Читаем Звездный час майора Кузнецова полностью

Кузнецов приказал сделать привал, приняв все меры на случай внезапного нападения, выслал вперед разведку, а сам отправился в расположение второго батальона, залегшего по опушке красивого соснового бора, чистого и прозрачного, без подлеска. Первое, что услышал, сойдя с мотоцикла, — радостный женский смех и ласково-снисходительный мужской голос. Это было так буднично, что он вначале просто не поверил своим ушам, остановился и стал слушать. Голоса доносились из небольшого шалаша, прикрытого пожелтевшими сосновыми лапами.

— Я бы родила, да ведь некогда. Пока рожаю, война кончится.

— Долго ли родить? А потом сына к маме — и воюй, пожалуйста.

— Дурачок, как же мне раненых выносить, когда сама на сносях буду?

Кузнецов улыбнулся.
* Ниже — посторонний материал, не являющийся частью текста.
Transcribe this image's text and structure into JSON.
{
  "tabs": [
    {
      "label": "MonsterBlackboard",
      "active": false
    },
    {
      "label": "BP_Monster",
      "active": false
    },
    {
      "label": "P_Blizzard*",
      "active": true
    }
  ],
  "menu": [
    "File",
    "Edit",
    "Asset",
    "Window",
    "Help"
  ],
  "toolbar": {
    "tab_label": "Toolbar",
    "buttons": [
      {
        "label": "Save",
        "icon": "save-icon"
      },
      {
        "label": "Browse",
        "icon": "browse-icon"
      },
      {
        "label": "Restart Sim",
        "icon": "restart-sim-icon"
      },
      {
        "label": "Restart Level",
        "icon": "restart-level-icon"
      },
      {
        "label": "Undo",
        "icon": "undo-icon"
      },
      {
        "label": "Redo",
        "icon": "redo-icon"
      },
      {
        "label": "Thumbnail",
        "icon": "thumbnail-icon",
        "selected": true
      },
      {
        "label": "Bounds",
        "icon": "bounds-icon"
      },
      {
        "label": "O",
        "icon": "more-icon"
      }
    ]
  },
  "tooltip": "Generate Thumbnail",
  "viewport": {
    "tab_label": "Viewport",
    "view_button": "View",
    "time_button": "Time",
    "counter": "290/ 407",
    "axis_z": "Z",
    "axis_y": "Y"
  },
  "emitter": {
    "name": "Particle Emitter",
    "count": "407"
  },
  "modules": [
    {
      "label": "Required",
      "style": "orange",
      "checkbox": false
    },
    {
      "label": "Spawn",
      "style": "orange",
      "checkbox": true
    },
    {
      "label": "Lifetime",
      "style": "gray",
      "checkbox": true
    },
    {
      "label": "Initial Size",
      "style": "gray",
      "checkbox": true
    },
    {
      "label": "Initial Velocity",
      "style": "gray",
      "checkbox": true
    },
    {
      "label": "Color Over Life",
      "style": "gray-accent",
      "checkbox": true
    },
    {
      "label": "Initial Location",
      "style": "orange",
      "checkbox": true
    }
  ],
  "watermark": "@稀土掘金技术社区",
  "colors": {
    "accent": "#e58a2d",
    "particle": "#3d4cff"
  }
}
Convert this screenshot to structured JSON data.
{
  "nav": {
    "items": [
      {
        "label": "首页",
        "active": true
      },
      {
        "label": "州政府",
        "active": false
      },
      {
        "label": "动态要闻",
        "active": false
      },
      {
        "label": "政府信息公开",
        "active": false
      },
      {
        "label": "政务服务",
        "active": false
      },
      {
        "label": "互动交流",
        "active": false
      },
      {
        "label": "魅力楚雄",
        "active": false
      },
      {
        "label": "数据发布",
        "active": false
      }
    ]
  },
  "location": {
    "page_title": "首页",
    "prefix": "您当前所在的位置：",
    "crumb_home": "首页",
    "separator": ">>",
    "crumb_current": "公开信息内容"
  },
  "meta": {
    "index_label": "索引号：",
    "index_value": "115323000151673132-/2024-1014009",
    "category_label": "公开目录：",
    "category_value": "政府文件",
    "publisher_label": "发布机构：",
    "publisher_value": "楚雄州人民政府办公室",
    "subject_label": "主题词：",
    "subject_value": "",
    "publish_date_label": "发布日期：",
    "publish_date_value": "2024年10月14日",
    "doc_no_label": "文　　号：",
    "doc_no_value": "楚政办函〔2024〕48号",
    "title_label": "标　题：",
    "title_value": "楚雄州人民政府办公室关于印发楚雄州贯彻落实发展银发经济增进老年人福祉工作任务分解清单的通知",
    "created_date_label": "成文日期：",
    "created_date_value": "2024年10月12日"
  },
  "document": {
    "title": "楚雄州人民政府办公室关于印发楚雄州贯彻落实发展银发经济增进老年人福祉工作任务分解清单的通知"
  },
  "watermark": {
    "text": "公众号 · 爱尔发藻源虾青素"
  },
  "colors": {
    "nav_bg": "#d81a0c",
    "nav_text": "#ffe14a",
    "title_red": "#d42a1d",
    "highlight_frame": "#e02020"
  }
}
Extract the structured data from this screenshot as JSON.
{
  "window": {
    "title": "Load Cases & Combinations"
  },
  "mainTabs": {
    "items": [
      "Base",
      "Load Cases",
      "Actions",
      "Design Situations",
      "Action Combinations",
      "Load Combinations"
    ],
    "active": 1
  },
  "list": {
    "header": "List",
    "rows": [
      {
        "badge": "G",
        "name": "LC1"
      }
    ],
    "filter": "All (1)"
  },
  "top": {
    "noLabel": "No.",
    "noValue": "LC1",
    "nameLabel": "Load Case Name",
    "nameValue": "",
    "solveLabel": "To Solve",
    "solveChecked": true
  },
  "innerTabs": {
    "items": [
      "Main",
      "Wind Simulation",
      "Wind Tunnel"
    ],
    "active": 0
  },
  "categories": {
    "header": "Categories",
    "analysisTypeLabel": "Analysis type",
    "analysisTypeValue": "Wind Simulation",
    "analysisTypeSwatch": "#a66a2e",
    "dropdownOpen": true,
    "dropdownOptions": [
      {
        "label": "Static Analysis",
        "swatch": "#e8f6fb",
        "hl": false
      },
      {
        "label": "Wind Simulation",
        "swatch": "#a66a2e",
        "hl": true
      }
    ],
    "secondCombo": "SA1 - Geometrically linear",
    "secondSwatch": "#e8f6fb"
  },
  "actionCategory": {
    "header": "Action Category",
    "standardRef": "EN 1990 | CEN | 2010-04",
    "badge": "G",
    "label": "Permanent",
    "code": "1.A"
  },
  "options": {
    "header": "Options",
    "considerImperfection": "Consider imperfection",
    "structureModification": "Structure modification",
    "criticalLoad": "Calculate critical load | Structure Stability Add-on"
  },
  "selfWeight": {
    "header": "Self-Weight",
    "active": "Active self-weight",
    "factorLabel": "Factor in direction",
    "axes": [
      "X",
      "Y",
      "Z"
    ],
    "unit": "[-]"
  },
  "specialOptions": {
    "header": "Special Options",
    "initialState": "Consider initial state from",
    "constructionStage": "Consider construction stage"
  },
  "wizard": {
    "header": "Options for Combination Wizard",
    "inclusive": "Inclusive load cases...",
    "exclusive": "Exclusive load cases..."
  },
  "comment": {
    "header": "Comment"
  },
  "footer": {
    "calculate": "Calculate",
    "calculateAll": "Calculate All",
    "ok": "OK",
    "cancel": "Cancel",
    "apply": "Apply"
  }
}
Этот так диссонирующий с его тревожным настроением разговор вдруг снял напряжение, не отпускавшее со вчерашней бомбежки. Он кашлянул. Из шалаша выглянуло сердитое лицо лейтенанта Юркова.

— Где ваш взвод?

Увидев командира полка, Юрков выскочил так быстро, что едва не развалил шалаш.

— Виноват, товарищ майор!

— Я спрашиваю, где ваш взвод?

— На месте, товарищ майор. Там, — он неопределенно показал рукой в сторону опушки.

— А вы почему здесь?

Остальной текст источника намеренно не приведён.